Unsere Muskeln reagieren unterschiedlich auf eine Fehl- bzw. Überlastung. Muskeln, die vorwiegend unsere Haltung stabilisieren (tonische Muskulatur), verkürzen sich, während die Muskeln, die unsere Bewegung steuern (phasische Muskulatur), sich abschwächen. Muskeln, die in beiden Gruppen eine wichtige Rollen spielen, verhalten sich indifferent.
Normalerweise besteht ein flexibles Gleichgewicht zwischen den beiden Muskelgruppen. Durch einseitige Belastung oder eine Verletzung geht das Gleichgewicht verloren. Der Körper versucht sich den veränderten Bedingungen anzupassen und die Beeinträchtigung auszugleichen. Zwei Beispiele mögen dies veranschaulichen: Menschen, die viel am Schreibtisch (Computer) sitzen, haben sehr häufig die Nacken- und obere Schultermuskulatur verspannt. Die Muskeln dieser Region reagieren auf die einseitige Belastung mit einer Verkürzung. Diese Verkürzung kann über einen langen Zeitraum unbemerkt bleiben. Die Beweglichkeit der Nacken-Schulter-Region nimmt ab, Schmerzen tauchen anfangs erst nach längerer Belastung auf. Schließlich ist die Muskulatur so verspannt, dass die Belastungsfähigkeit rapide sinkt. Es entwickelt sich ein Ruheschmerz evtl. kombiniert mit Kopfschmerzen.

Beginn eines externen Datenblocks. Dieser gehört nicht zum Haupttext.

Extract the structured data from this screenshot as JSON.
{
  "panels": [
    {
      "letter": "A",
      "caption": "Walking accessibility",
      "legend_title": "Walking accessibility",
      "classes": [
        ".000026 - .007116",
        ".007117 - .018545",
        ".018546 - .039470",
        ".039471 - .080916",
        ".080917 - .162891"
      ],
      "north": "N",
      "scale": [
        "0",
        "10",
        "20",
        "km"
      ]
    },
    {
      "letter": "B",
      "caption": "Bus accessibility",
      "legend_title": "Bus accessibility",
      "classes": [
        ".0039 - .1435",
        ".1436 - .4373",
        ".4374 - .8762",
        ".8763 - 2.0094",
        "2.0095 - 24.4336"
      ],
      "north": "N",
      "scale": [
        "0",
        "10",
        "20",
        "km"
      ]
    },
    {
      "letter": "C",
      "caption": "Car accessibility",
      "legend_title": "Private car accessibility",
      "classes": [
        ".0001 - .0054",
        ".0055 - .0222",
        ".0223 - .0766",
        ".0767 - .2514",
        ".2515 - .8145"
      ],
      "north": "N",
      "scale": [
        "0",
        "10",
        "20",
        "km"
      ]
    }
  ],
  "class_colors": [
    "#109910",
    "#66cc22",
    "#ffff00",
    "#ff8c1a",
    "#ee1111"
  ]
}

Die Veränderungen sind nun in der Regel auch sichtbar. Die Schultern werden hochgezogen, der Kopf ist meist zu einer Seite geneigt. Die Muskulatur kann nicht mehr flexibel reagieren, die Muskeln des Rumpfes versuchen zu kompensieren und werden ihrerseits in den funktionellen Veränderungsprozess einbezogen.
Ein anderes Beispiel. Die Muskulatur des Rückens spannt sich reflektorisch an, wenn ein Mensch Rückenschmerzen hat. Durch diese Reaktion versucht der Organismus die schmerzende Stelle zu stabilisieren und zu schützen. Eingeschränkte Bewegungen sind meist nur über eine Schonhaltung möglich. Der Patient erlernt ein bestimmtes Haltungsmuster, das noch funktioniert, wenn die Rückenschmerzen nicht mehr vorhanden sind. Wird die erworbene muskuläre Dysbalance nicht durch ein gezieltes Bewegungstraining ausgeglichen, wirkt sie fortan als destabilisierender Faktor.

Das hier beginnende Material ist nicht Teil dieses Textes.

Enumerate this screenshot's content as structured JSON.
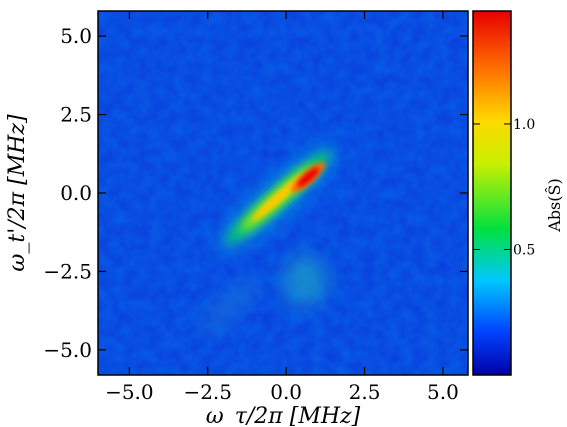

Eine muskuläre Dysbalance setzt immer die Belastbarkeit des Bewegungsapparat herab. Gelenk- und Wirbelsäulenabschnitt werden vermehrt belastet, die Muskulatur selbst läuft Gefahr, schneller verletzt zu werden (z.B. Muskelzerrung).
Ein gezielter Übungsplan muss daher einerseits bestimmte Muskeln dehnen, andererseits gewisse Muskeln kräftigen. Dabei gilt der Grundsatz, dass Dehnen vor Kräftigen kommt, d.h. eine Kräftigung der abgeschwächten Muskelgruppen ist nur dann optimal möglich, wenn vorher die verkürzten Muskeln auf ihre normale Länge gedehnt worden sind.